As for why God should create us, only to cast us across a veil of forgetfulness, he could only speculate. Perhaps, he wrote in a poem on the subject, “our Great Maker (like as mothers dear / . . . from them do their children shove / That back again they may recoil more near) / Shoves of our soule a while, the more them to endear.” (Several poets speculated, as one in the eighteenth century, that the veil of forgetfulness was an act of mercy, not cruelty. Wrote one anonymous poet, . “We had been inexpressibly more miserable, if we had retained the memory of our former Glory, and past Actions.”
In the nineteenth-century, the poet William Wordsworth wrote of how our memory of pre-existent glories provoked “obstinate questionings,” our soul never having lost sight of “that immortal sea that brought us hither.” During his lifetime, belief in pre-existence caught on with a number of American intellectuals, the “Transcendentalists.” They, too, could only explain human restlessness and soul-hunger for the eternal as provoked by our consciousness of a profound loss of glory.
One of their principal spokesman, Amos Bronson Alcott (father of Louisa May Alcott), asserted that “All unrest is but the struggle of the soul to reassure herself of her inborn immortality; Her discomfort reveals her lapse from innocence, her loss of the divine presence.” A few years later, Phillips Brooks, who wrote the Christmas Hymn “O Little Town of Bethlehem,” also wondered if we are not imbued with feint memories of heaven in order to “tempt men Godward, as they return to the source whence they came.”
How pre-mortal existence came to be anathematized and dropped from mainline Christian belief is a long and complicated story.
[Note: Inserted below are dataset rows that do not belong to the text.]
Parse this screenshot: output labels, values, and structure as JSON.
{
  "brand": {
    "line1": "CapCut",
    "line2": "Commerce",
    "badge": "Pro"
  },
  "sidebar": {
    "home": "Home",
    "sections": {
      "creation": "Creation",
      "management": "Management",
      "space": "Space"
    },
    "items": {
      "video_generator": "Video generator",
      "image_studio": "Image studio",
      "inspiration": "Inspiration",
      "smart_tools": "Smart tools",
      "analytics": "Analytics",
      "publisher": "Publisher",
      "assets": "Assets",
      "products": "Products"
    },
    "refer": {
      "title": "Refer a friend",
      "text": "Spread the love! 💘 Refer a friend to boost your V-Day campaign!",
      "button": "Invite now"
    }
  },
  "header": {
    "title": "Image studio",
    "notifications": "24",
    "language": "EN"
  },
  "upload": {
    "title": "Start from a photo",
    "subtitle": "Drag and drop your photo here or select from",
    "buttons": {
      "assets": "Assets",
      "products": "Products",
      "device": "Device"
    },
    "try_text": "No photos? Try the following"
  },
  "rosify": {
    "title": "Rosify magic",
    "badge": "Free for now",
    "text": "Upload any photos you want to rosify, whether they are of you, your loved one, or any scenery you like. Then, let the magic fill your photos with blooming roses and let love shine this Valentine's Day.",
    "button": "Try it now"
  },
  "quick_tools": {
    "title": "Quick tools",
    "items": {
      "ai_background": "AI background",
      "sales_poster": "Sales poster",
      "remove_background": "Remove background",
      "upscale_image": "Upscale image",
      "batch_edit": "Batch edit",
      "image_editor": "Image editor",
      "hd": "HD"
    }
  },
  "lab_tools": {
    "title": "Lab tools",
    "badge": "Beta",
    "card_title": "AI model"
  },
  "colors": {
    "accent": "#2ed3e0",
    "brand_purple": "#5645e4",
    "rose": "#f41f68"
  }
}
But at the peripheries of orthodoxy, the idea has persisted in spite of official suppression. One reason for its persistence, is that it offers the simplest and most logical explanation for a hunger that is almost universally felt. Centuries before Christianity made its appearance, even before Plato gave literary expression to the idea, the Greek philosopher Empedocles (b. 490 BC) expressed what millions have felt: the inescapable feeling that our soul is a pilgrim here on earth, having come down “from the unspeakable bliss of its heavenly home.”